“You won’t know until you try.”
This is a common phrase that most people have heard their parents, family, and teachers say, and college is the place where it is normally applied. It’s where students go to experience the adult world before having to be a part of it, so why do admissions departments force them to decide on a career path before they’ve even been accepted? This is the question that many applicants are asking admission offices all across the country. Most colleges answer the question by saying that it benefits students by allowing the college to place them into classes that will benefit their major. However, choosing a major on applications is ultimately counter-productive.

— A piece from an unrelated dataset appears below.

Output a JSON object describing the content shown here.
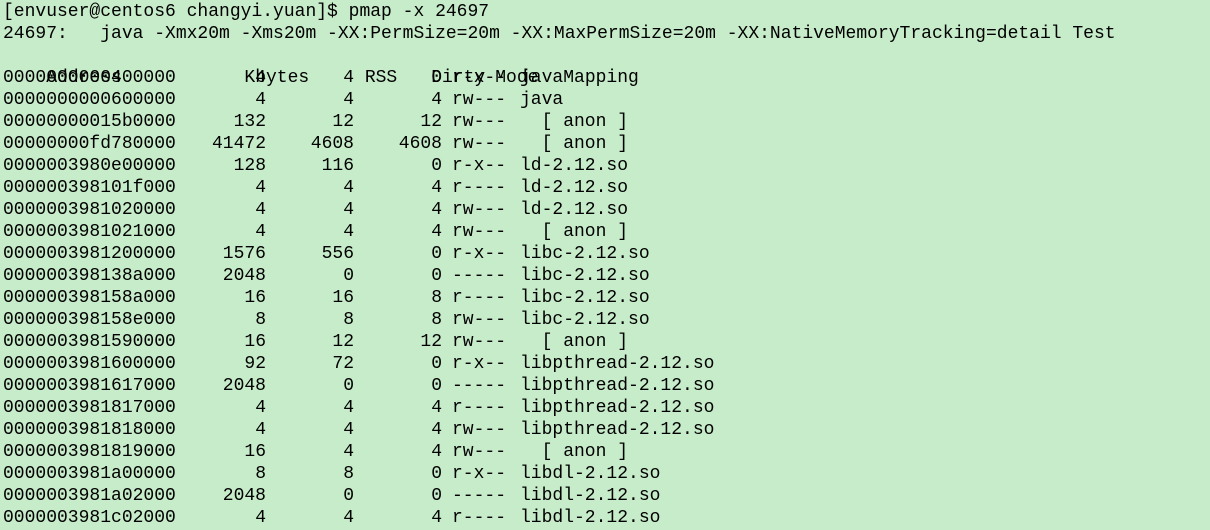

College is meant to be the final testing of the waters before entering the workforce. It should serve as a place to try new things without commitment. By adding an important decision about majors and career paths on the application form, colleges are essentially asking students to commit to a life and career path before they enter college and experience classes and extracurricular activities. This proves to be a problem, as many students change their major while still in college.
According to a research study done by the U.S Department of Education in 2017, about one third of students working towards bachelor’s degrees changed their majors at least once within 3 years of enrollment. Placing students in courses beneficial to their initial major choice is ineffective and causes many students to take classes that may not be valuable to their final chosen careers.
Colleges may defend the major choice part of their application by saying that it helps the admissions department properly place students in classes. Although this is a valid point, many college applicants think that one way they may increase their likelihood of getting into a competitive college is by choosing a more demanding or challenging major, instead of something they are interested in and could see themselves pursuing. With no background to support their intended major, many students fall short in the application process and end up not getting in, or end up in classes not fit for their interests and skill sets.
Instead of forcing commitment upon college students, admissions departments may instead admit the applicant by analyzing their previous performance in education and extracurricular activities. Many college applicants worry themselves with boosting their GPA’s and extracurricular resumes, only to not choose a major they are interested in on their application, hoping to get into their dream school. Choosing which applicants are accepted based on the obscurity or security of their major or by their ability to commit is not reasonable, as students are still exploring themselves, reaching the end of their adolescence, and beginning to experience the career world.
Ultimately, forcing applicants to choose their intended college major is unproductive and unnecessary. Students go to college to grow and experience the world before being tied down to a career, but this addition causes the opposite. When this is done, many students change their intended major within the first three years of college, indicating that admission policies should be changed. College should be a place of exploration for students, a final place to experience many different things without strict boundaries. In the case of college admissions, the phrase, “you won’t know until you try,” should not be taken lightly.